Warning: proposed sale of the TLD puts .ORG registrant data at risk

UPDATE: (1 May, 2020) Following widespread community calls, ICANN’s board voted to reject the proposed sale of the .ORG domain to private equity firm Ethos Capital.

The proposed sale of the .ORG top-level domain (TLD) presents a risk of governance over sensitive data that society cannot afford to take. Prior to the adoption and implementation of the General Data Protection Regulation (GDPR) in Europe, information related to the registration of domains, including the personal details, names, phone numbers, and addresses of individuals, was published online in the WHOIS database. It was generally agreed at the time that such information should not be publicly available, although there was considerable disagreement over how much information should, or could, remain public.

Through the use of registrant data  — which includes personal information of journalists, activists, and human rights defenders who have registered .ORG domains — it is possible to conduct many forms of harassment online, and that harassment can of course become physical off the internet. As is often the case, members of civil society are particularly vulnerable in this regard. The human rights protection work many of us perform can put us at odds with nation states.                 

After the GDPR entered into force, civil society organizations have been better protected. The sensitive personal contact information is no longer publicly available online, and the registration database itself has been securely retained within civil society, controlled by the Public Interest Registry (PIR) under the Internet Society (ISOC). To have ongoing access to the sensitive personal registration data of .ORG domain registrants, an adversary would either have to have a mole in the employ of ISOC, or convince ISOC to sell them the TLD.        

This is one of the reasons why I am opposed to the sale by ISOC of the .ORG TLD to Ethos Capital. I am concerned about the misuse of this registration information. In this age of user data serving as the fundamental currency traded by tech companies as the basis of their business models, it is not a stretch to imagine Ethos Capital planning to sell the data to third parties, whether companies like data brokers or even governments. There are certainly entities that would pay for such information, which is arguably some of the most detailed relating to online civic space. 

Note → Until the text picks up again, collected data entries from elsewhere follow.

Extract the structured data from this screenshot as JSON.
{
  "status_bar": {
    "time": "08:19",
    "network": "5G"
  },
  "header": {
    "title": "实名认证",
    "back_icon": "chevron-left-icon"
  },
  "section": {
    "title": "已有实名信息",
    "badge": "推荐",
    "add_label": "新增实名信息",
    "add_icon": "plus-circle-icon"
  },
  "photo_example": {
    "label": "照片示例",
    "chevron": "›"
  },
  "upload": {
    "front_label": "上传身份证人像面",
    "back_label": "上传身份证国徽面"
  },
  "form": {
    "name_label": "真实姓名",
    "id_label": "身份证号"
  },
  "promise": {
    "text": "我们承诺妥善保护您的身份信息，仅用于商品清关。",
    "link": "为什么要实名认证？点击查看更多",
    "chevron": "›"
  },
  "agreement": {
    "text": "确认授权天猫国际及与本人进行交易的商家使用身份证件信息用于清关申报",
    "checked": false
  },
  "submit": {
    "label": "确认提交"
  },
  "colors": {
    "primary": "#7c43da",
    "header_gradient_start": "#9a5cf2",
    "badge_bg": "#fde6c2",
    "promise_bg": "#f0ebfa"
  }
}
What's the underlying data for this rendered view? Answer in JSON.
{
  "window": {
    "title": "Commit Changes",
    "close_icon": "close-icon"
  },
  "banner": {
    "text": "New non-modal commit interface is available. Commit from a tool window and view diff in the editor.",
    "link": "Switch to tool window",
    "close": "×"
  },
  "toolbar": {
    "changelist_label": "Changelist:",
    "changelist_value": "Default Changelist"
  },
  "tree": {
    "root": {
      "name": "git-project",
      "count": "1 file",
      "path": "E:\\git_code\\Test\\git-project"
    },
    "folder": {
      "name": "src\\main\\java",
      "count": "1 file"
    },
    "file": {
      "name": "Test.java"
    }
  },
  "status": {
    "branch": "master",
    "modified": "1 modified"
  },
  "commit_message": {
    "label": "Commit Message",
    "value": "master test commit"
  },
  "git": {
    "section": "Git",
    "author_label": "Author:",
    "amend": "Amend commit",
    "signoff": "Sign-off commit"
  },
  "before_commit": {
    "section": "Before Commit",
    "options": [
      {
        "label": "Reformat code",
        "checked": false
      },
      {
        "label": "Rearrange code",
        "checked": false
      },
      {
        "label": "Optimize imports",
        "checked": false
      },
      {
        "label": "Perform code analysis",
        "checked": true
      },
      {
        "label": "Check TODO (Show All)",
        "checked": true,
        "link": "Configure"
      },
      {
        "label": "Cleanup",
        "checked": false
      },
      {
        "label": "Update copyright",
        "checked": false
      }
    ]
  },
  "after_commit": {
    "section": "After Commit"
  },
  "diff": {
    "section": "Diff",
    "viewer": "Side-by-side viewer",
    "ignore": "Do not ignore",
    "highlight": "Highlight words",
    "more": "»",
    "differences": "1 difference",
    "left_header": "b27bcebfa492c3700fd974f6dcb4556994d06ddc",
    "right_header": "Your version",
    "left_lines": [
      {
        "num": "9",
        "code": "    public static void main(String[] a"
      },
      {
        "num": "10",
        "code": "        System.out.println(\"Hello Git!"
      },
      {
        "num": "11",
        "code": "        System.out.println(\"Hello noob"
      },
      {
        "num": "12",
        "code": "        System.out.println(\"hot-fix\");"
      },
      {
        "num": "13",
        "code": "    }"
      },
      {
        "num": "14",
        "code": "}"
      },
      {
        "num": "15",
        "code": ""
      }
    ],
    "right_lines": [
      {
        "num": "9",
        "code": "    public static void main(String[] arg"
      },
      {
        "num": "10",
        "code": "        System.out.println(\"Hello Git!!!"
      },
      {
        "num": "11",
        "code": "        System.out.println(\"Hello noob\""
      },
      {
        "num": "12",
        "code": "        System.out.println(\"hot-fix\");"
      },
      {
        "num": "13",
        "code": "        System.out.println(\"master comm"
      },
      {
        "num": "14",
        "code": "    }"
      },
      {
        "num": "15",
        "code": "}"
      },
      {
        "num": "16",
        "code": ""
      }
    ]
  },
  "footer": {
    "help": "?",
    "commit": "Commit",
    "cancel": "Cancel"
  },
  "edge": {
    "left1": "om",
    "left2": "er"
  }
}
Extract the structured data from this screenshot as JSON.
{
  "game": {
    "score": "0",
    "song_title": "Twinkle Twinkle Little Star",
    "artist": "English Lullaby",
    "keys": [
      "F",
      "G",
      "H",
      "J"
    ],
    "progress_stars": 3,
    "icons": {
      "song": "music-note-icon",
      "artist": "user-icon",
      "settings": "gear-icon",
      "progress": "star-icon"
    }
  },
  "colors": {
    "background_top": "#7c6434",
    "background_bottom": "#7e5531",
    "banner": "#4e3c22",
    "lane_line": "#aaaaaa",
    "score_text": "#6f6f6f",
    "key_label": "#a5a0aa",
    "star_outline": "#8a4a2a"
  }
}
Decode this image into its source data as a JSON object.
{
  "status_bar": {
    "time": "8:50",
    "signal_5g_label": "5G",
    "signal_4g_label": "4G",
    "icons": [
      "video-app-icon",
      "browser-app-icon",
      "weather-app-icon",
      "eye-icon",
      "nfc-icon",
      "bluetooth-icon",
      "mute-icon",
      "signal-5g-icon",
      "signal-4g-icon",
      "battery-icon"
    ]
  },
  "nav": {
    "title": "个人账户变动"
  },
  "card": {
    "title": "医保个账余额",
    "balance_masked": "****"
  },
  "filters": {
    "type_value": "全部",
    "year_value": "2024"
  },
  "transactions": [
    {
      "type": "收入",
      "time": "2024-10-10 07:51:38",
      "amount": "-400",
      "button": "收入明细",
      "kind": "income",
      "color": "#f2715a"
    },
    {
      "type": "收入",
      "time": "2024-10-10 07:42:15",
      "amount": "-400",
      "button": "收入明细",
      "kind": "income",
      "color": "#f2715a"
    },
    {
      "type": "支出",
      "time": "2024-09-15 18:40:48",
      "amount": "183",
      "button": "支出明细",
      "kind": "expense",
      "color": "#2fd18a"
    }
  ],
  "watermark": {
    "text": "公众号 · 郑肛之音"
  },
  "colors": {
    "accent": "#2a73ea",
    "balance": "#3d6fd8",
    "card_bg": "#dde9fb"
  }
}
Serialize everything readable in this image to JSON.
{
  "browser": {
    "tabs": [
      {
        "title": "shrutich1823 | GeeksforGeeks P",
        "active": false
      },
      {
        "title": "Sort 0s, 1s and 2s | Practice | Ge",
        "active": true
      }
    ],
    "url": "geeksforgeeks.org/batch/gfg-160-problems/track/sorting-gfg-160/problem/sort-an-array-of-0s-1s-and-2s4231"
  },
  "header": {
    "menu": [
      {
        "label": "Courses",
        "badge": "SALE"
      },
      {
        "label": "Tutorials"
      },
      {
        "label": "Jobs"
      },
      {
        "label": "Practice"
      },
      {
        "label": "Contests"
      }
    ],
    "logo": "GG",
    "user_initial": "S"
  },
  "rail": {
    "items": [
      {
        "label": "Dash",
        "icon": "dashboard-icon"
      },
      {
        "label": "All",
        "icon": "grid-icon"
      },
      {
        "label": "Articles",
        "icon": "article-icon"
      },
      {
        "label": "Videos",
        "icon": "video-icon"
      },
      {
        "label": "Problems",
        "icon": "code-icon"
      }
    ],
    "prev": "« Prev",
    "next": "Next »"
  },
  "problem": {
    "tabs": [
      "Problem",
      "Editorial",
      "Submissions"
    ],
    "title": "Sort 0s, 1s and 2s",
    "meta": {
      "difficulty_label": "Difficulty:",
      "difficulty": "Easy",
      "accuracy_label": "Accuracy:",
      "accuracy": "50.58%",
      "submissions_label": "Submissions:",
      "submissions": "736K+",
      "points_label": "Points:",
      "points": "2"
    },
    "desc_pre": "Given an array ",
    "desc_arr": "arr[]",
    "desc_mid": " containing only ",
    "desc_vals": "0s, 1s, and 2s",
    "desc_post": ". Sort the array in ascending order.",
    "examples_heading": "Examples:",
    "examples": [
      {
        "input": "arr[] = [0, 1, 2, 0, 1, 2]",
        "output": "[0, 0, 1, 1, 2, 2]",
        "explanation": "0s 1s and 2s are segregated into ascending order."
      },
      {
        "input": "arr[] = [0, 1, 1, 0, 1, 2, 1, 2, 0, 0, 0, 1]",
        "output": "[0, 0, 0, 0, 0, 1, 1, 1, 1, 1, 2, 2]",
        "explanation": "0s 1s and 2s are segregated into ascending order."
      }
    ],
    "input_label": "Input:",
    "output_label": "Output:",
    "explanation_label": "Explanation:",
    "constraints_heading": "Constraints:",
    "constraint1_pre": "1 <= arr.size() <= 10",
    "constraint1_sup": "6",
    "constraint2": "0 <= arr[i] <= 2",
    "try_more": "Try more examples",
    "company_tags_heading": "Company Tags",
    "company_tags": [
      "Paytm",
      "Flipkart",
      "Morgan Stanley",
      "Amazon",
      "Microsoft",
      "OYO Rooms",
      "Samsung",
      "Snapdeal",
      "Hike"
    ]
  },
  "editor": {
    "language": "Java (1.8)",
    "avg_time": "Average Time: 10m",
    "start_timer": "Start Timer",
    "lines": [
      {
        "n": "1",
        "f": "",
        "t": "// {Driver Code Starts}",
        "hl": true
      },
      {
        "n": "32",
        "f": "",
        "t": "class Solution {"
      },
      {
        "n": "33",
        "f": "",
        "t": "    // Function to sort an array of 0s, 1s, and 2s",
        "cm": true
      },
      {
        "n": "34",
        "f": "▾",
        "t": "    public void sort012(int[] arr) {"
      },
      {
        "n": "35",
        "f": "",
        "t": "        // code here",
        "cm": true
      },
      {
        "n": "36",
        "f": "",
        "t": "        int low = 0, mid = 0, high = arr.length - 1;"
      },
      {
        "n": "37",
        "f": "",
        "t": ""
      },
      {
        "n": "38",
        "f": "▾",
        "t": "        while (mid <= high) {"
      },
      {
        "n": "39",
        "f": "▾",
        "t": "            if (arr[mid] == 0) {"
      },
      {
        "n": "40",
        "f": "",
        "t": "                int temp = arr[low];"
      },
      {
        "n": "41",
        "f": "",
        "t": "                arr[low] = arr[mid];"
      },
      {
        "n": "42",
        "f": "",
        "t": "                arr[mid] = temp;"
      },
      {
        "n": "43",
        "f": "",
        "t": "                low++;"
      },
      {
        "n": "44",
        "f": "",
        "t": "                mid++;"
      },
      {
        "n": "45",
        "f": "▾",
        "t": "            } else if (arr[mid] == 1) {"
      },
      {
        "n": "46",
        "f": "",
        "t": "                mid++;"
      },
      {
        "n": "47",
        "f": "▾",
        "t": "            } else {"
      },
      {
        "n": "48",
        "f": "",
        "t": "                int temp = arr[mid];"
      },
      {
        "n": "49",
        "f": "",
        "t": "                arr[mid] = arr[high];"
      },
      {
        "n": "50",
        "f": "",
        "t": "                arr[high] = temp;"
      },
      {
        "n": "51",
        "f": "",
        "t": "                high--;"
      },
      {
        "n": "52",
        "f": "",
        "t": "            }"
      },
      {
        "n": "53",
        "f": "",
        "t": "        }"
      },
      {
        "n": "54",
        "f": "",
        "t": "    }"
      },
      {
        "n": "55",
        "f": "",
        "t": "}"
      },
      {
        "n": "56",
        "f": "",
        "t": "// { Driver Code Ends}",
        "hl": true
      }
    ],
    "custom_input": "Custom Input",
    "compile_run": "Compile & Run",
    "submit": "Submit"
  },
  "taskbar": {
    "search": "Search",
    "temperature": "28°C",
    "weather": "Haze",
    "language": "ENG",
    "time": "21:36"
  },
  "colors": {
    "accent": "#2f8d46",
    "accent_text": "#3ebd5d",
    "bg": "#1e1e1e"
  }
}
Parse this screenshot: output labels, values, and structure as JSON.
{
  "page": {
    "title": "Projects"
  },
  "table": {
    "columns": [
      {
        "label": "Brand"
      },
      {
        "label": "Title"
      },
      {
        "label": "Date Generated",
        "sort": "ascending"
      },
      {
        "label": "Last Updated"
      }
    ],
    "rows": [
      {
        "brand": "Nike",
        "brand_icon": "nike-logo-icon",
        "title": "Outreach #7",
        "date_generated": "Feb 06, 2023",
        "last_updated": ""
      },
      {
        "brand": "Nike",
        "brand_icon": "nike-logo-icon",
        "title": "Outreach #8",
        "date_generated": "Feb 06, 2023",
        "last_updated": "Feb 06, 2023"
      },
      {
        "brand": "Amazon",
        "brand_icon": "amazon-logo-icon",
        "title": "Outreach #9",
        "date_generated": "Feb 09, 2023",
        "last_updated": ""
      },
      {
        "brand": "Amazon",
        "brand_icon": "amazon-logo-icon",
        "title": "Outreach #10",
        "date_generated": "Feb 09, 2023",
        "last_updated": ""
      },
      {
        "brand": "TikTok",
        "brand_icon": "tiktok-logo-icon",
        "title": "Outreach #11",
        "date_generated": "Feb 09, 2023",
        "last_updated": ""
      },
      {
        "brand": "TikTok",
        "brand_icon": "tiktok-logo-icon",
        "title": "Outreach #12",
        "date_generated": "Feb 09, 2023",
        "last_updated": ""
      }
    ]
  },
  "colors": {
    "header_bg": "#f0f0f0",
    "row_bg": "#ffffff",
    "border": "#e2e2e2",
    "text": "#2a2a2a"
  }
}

There are several scenarios that could play out, which I briefly outline below. Ethos or future owners could:

Map civil society for targeting, repression, or censorship. Using the data, it would be possible to map online civic space for nefarious purposes. Given the importance of an online presence for civil society organizations, this directory would likely be more accurate than others that could be made from alternative information sources. A regime that wants to implement a police state would be able to map all the civil society organizations within its borders, and use it to quickly round up the staff, to add all the domains to their network censorship mechanisms, and so on.

Sell information about .ORG registrants to repressive governments. Ethos Capital could do deals with certain nation states to provide information on registrants, or to implement extreme vetting for registrants of that country, to increase the difficulty for citizens to register .ORG domains.

Raise prices to make it harder for civil society to speak and organize online. They could also raise the prices for .ORG domains, particularly in certain countries, perhaps on request from nation states, to price citizens out of the market for free expression. Civil society in the developing world is particularly vulnerable to increases in domain pricing.                         

Censor .ORG en masse. Then there is the ability to interfere with or even take the TLD offline completely. This might seem like an extreme measure, but with internet shutdowns on the increase globally, we should consider blunt and disproportionate censorship a real threat, and another reason to keep the management of the .ORG TLD in trusted civil society hands.      

Sell .ORG to those who would make these threats real. Even if Ethos Capital did not themselves do these things, there is no guarantee they would not onsell the TLD to another party, even to a nation state or pro-state entity. Would perhaps the Chinese government be prepared to pay handsomely to manage the TLD? Would Ethos Capital resist an offer from them?

I am not saying these threats will necessarily materialize. I am saying that we should not choose to open these risks at all.  

It is irrelevant whether the TLD was previously in the hands of private enterprise. What is important here is to do the best thing for healthy societies across the globe. That is to ensure a strong civil society, and that entails making sure that the services that civil society organizations provide are as widely available as possible, to all populations. That is why we need the .ORG TLD to remain in trusted civil society hands, with the kinds of measures in place, such as a cap on the prices, to ensure the greatest participation possible. This is what we have had under the stewardship of ISOC, and it is what we need going forward.

If ISOC itself does not want to manage the .ORG TLD, or is not able to do so, then it should transfer that responsibility to another trusted civil society organization, through an inclusive and open process. If they need to know which organizations would assume that role, let’s convene to discuss that. For now, for the security and health of our civil societies, we must immediately halt this sale.